Early this year, the band Barnaby Bright released their beautiful recording The Longest Day. The name of the band comes from a medieval term for the summer solstice. In 17th century England, the longest day of the year was celebrated with a large festival to honor St. Barnabus, and a limerick was sung that depicted the duality of the longest day/shortest night of the year. Barnaby Bright’s founding members are Nathan and Rebecca Bliss, and they chose the band’s name in part “because of the many metaphors it represented…light and dark, good and evil, and the idea that though this innate, dualistic struggle is present in all of us, on the longest day of the year, light prevails over dark...goodness wins.”
Their music also engenders this duality, especially the lyrics. Using poetic metaphors to add turns and twists to their songs, Barnaby Bright’s music frequently tugs first on one emotional heartstring, then another. This is backed up with solid melodies encased in an expanded folk setting that includes grand piano and occasional electronics. Rebecca Bliss’s voice floats with grace above the instrumentation, giving the music an almost other-worldly quality.
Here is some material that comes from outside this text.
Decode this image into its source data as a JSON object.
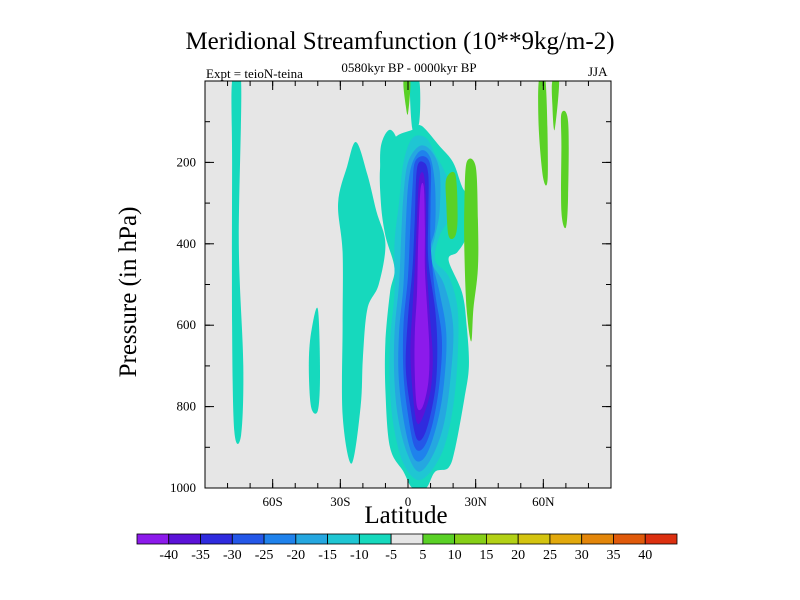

A similar duality is found in British singer-songwriter Laura Marling’s new recording Once I Was An Eagle. She has commented that the CD “follows a central figure, who angrily shuns naïvety and love, and over the course of the album regains a second naïvety.” Despair and hope are present in this recording, but the lyric tone tends to be much harsher than any of the recordings previously mentioned. It is a very pointed album musically as well, with the instrumentation swinging back and forth from mellow moments of tender singing to intensely rhythmic guitar strumming accompanied by staccato drum bursts. Nonetheless, this recording has a deep melancholic beauty throughout its sixteen tracks.
The first half of Once I Was An Eagle seems like a continuous dark idea with the first four tracks seamlessly moving from one to another. Then the album starts coming back to the light and by the tenth track ("Where Can I Go?") joy starts to become apparent. This new recording by Laura Marling has qualities reminiscent of the work of Joni Mitchell and Bob Dylan, two other masters of balancing the duality of darkness and light.
It is part of the English romantic tradition that songs be sad even in celebration, a quality that Nick Drake, Alexi Murdoch, Barnaby Bright, and Laura Marling seem to share. What makes their music poignant is that even though anger and sadness may at times be deeply embedded in their songs, they are never bitter or sardonic and are seldom self-indulgent or even passive aggressive. Yes, there is a melancholy present that sometimes borders on morbidity, but also present is a beautiful sense of the duality of life.
Over the years, I have learned to accept lyrics with a wide range of emotional content, but in order to do that, it has remained essential to me to find beauty in the melancholy. For as long as there is duality, there is also balance.
Paul Gerardi hosts Open Air and the Folk Show, both heard on JPR’s Rhythm & News service and at www.ijpr.org.